McCarthyism,” of course, is leftist shorthand for the political practice of publicizing accusations of disloyalty or subversion with insufficient regard to evidence. However, readers of The New American are well aware that the claims of Senator Joseph McCarthy, a Wisconsin Republican, were backed by plenty of evidence concerning the communists who attempted to infiltrate the American government in the 1950s.

But while the real McCarthy was not even close to the label ascribed to him by Democrats and many Republicans, Taibbi’s point that big tech and big government were widely committing censorship against competing voices was made clear.

“We learned Twitter, Facebook, Google, and other companies developed a formal system for taking in moderation ‘requests’ from every corner of government: the FBI, DHS, HHS, DOD, the Global Engagement Center at State, even the CIA. For every government agency scanning Twitter, there were perhaps 20 quasi-private entities doing the same, including Stanford’s Election Integrity Project, Newsguard, the Global Disinformation Index, and others, many taxpayer-funded,” Taibbi said in his opening statement.

“A focus of this fast-growing network is making lists of people whose opinions, beliefs, associations, or sympathies are deemed ‘misinformation,’ ‘disinformation,’ or ‘malinformation.’ The latter term is just a euphemism for ‘true but inconvenient,'” Taibbi added. “Undeniably, the making of such lists is a form of digital McCarthyism.”

Taibbi and fellow journalist Michael Shellenberger, who ran for governor in California as a Democrat in 2018, took turns being grilled by the new subcommittee. Both of them, along with Bari Weiss, Lee Fang, David Zweig, and Alex Berenson, were the primary reporters releasing the so-called Twitter files beginning in October of 2022.

Democrats went quickly into attack mode against the two journalists. Ranking member of the committee Stacey Plaskett (D-V.I.) started throwing rhetorical bombs even prior to questioning the witnesses.

“Mr. Chairman, I’m not exaggerating when I say that you have called before you two witnesses who pose a direct threat to people who oppose them,” Plaskett said to committee chairman Jim Jordan (R-Ohio). “This is unacceptable. I’m ready for it — I don’t know if a lot of other people are.”

“This a new Republican playbook apparently. Risk American safety and security to score political points,” Plaskett angrily added.

Jordan blasted Plaskett’s rant. “I don’t think they’re here to help us politically. I believe they’re here to tell us the truth,” Jordan blurted. “You’re saying they’re here to help [Republicans], they’re here to tell their story. And, frankly, I think they’re brave individuals for being willing to come after they’ve been named in a letter from the Biden FTC.

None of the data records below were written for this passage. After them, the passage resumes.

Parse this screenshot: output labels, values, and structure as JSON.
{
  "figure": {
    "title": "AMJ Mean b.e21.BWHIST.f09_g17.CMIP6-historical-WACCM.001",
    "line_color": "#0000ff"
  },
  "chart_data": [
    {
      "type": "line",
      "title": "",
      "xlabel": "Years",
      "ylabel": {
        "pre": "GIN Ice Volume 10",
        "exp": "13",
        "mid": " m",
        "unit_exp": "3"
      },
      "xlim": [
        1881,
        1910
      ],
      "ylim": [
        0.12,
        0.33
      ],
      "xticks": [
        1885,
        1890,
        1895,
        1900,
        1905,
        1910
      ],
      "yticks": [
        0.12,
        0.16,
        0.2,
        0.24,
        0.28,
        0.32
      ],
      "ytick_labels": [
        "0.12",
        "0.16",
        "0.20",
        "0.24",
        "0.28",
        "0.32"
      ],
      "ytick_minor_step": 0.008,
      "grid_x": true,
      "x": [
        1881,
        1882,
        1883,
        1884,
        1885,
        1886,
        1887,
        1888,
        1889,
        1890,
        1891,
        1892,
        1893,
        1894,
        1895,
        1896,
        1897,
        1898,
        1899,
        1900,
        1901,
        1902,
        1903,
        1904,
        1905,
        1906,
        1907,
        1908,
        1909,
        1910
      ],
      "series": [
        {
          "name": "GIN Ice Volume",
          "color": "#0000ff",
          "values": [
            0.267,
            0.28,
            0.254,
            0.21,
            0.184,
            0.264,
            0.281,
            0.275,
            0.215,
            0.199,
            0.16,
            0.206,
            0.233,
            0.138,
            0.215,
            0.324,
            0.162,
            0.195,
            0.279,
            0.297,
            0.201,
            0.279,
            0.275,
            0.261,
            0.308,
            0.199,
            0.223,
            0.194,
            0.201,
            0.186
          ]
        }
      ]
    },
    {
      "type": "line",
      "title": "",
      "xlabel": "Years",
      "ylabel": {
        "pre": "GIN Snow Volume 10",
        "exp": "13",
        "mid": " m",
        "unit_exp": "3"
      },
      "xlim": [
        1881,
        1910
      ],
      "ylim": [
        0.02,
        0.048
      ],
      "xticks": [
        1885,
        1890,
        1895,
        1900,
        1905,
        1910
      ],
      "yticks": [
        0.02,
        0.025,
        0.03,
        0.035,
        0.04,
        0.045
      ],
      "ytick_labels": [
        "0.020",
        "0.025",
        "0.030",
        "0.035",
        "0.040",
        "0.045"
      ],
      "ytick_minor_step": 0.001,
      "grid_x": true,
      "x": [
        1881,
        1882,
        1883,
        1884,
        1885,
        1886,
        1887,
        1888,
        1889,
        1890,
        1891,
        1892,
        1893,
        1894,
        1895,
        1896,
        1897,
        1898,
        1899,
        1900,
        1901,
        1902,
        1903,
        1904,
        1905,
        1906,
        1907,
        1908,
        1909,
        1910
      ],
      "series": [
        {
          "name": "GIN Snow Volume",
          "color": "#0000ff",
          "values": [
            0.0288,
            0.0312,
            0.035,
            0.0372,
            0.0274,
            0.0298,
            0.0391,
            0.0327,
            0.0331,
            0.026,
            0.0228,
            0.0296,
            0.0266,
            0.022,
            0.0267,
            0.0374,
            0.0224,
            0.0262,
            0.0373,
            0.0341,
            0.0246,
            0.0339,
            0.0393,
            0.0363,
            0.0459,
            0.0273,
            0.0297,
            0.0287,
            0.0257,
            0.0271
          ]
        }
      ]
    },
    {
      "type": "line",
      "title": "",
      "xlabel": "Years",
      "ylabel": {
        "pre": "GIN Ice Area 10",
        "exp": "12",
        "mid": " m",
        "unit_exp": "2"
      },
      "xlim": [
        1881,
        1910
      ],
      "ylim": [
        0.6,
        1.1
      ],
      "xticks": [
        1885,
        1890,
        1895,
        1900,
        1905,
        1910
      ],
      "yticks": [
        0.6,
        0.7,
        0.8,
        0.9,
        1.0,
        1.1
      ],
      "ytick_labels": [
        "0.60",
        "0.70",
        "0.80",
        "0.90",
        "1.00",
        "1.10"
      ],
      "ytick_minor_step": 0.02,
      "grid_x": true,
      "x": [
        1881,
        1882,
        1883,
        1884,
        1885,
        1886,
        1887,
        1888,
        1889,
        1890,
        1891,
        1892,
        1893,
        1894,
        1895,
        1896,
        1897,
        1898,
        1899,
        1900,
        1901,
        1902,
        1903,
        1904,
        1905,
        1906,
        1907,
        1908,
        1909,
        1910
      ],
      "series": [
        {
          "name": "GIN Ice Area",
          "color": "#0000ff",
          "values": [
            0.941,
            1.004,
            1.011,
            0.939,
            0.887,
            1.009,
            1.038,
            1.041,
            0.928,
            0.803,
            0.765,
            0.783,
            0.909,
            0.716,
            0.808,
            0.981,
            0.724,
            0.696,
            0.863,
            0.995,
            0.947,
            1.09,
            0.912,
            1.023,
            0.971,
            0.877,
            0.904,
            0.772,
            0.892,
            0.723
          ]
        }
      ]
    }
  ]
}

Committee fireworks aside, Taibbi, in particular, seemed to have a handle on exactly what was going on in 2020 vis-à-vis the government and Big Tech collusion to silence dissenting opinions.

“You can’t have a state-sponsored system targeting ‘disinformation’ without striking at the essence of the right to free speech,” Taibbi said. “The two ideas are in direct conflict.”

Texas Democrat Slyvia Garcia badgered Taibbi about revealing his source but Taibbi wouldn’t budge. Garcia asked Taibbi when it was that Elon Musk first contacted him regarding the so-called Twitter files.

“I can’t give it to you, unfortunately, because this is a question of sourcing, and I’m a journalist. I don’t reveal my sources,” Taibbi said.

It is widely believed that new Twitter owner Elon Musk released the files to select journalists, including Taibbi. Musk has never confirmed this, although he has actively shared the release of the stories as they have come out.

Democrats, it seems, are very upset that their barely-hidden censorship scheme with Big Tech is receiving the disinfectant of daylight. Taibbi, who in his statement described himself as “someone who grew up a traditional ACLU liberal,” laid out the constitutional reason for not allowing such Big Tech censorship.

“The First Amendment, and an American population accustomed to the right to speak, is the best defense left against the Censorship-Industrial Complex,” Taibbi said. “If the latter can knock over our first and most important constitutional guarantee, these groups will have no serious opponent left anywhere.”